Monday, September 19, 2011

Where am I???

Where am I?
You might be asking yourself this…that is if anyone actually watches my blog and realized its been, YIKES, 3 months since I posted. I guess life gets in the way and I think that maybe I have had so much to think and talk about that I couldn’t settle on one thing to post about…or just wasn’t ready yet.
For those that know me well, you’ll know that my husband, Geoff has been out of work for a long time. It’s been stressful, for sure but It’s also been good for us as a couple and family. We’ve spent so much time together over the summer and have been working hard at being the family we want to be.
I’d be lying if I said that things have been perfect and most certainly I’d be lying if I said that nothing significant happened to bring us to the place where we decided we needed to work a lot harder on this family. The fact is we were in a very bad place and our future togetherwas very unknown, dark and scary. But then a light began to shine in us, most especially in Geoff. God found him when he needed Him most. Notice I said God found him not he found God. Many would disagree with me here but for someone who has never had any relationship with Christ I think, at times , that is the way it feels. I know because I feel this way too and I’ve had a relationship with the Lord for years. I’ve always been a believer but I’m not sure what I believed in…still am not always sure but my focus is much more intense now. When you hit rock bottom and there is no where else to go but up and this hand comes out from above to help lift you out of the pits, out of temptation, sin and negativity, you have to wonder whether its you finding God or God finding you. I know He’s always been there for me and I often turned to Him in times of struggle. But I never turned to Him in times of joy, peace , contentment and hope. God isn’t just there for me for the hard times, He is there for me all the time! He always was but I needed that push, that kick, that encouragement to really truly feel Him.
I’m going to be writing a lot in the next little while. Much of it will about my exploration into faith , the bible and my relationships. I have so much to say, so much to share…so much to give praise for!
Right now, though, I want to give praise for the many , many people who came out to support us in our second annual fundraiser for Mt.
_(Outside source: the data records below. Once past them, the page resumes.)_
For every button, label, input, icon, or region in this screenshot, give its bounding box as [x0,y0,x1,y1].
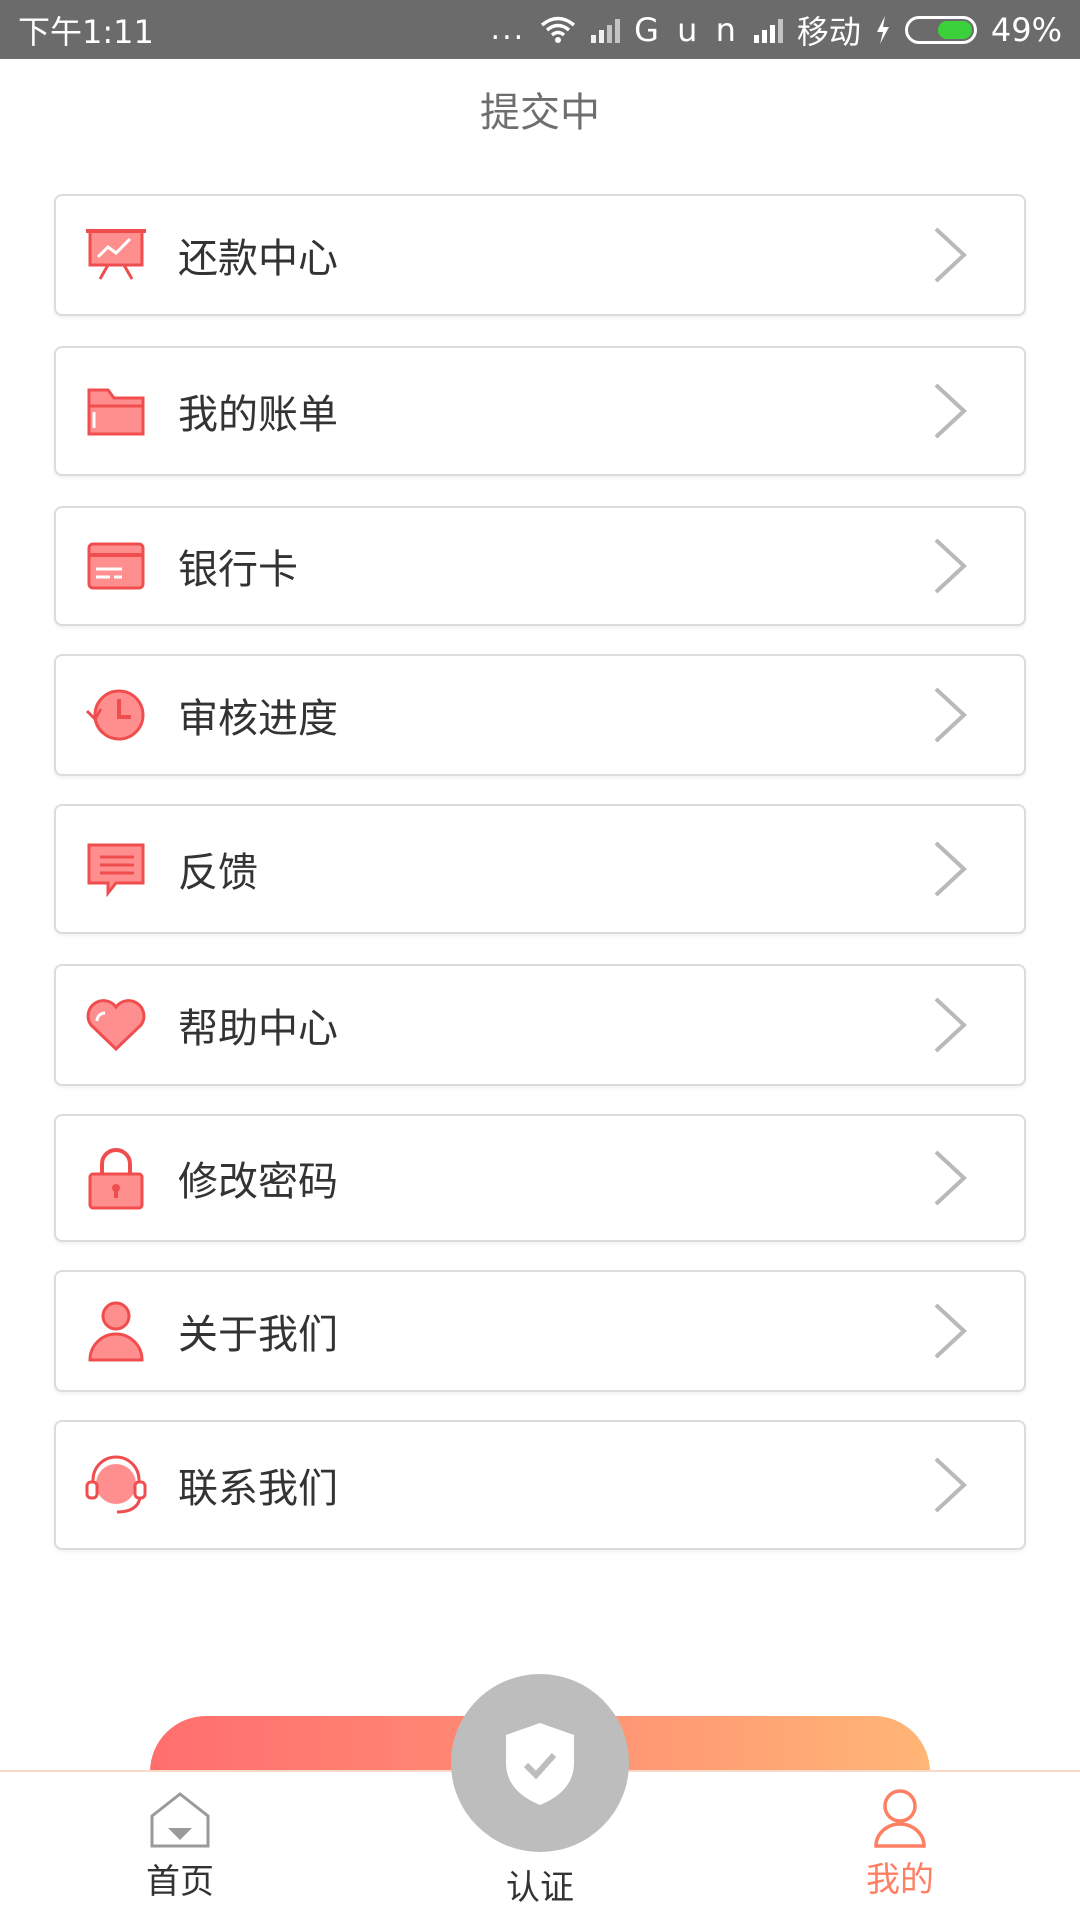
chevron-right-icon [934,227,967,283]
menu-item-label: 帮助中心 [178,1006,338,1052]
menu-item-label: 银行卡 [178,547,298,593]
menu-item-bank-card[interactable]: 银行卡 [54,506,1026,626]
lock-icon [84,1146,148,1210]
menu-item-my-bills[interactable]: 我的账单 [54,346,1026,476]
signal-icon-2 [753,17,783,43]
tab-label: 我的 [866,1860,934,1900]
network-type: G u n [634,10,740,49]
menu-item-about-us[interactable]: 关于我们 [54,1270,1026,1392]
presentation-chart-icon [84,223,148,287]
chevron-right-icon [934,1150,967,1206]
menu-item-feedback[interactable]: 反馈 [54,804,1026,934]
shield-check-icon [506,1723,574,1805]
menu-item-contact-us[interactable]: 联系我们 [54,1420,1026,1550]
heart-icon [84,993,148,1057]
verify-center-button[interactable] [451,1674,629,1852]
menu-item-repayment-center[interactable]: 还款中心 [54,194,1026,316]
wifi-icon [541,16,576,43]
menu-item-label: 修改密码 [178,1159,338,1205]
carrier-name: 移动 [796,12,861,51]
menu-item-label: 关于我们 [178,1312,338,1358]
headset-icon [84,1453,148,1517]
tab-label: 认证 [506,1868,574,1908]
home-icon [150,1792,210,1848]
user-icon [84,1299,148,1363]
chevron-right-icon [934,383,967,439]
menu-item-label: 还款中心 [178,236,338,282]
chevron-right-icon [934,1457,967,1513]
tab-label: 首页 [146,1862,214,1902]
chevron-right-icon [934,1303,967,1359]
chevron-right-icon [934,997,967,1053]
menu-item-help-center[interactable]: 帮助中心 [54,964,1026,1086]
chevron-right-icon [934,687,967,743]
menu-item-review-progress[interactable]: 审核进度 [54,654,1026,776]
tab-home[interactable]: 首页 [100,1772,260,1920]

Sinai and for the wonderful gift it was to finally meet another TTTS mom in person. I am in awe of the generosity of the many people who supported us. I’ll give numbers and updates on the bottom of the next few posts but I just want to say a big Thanks to everyone!
So I guess to answer my own question…where am I? In a great place , held up in times of crisis, sorrow and strife by Jesus Christ, rejoicing at the amazing life God has given me!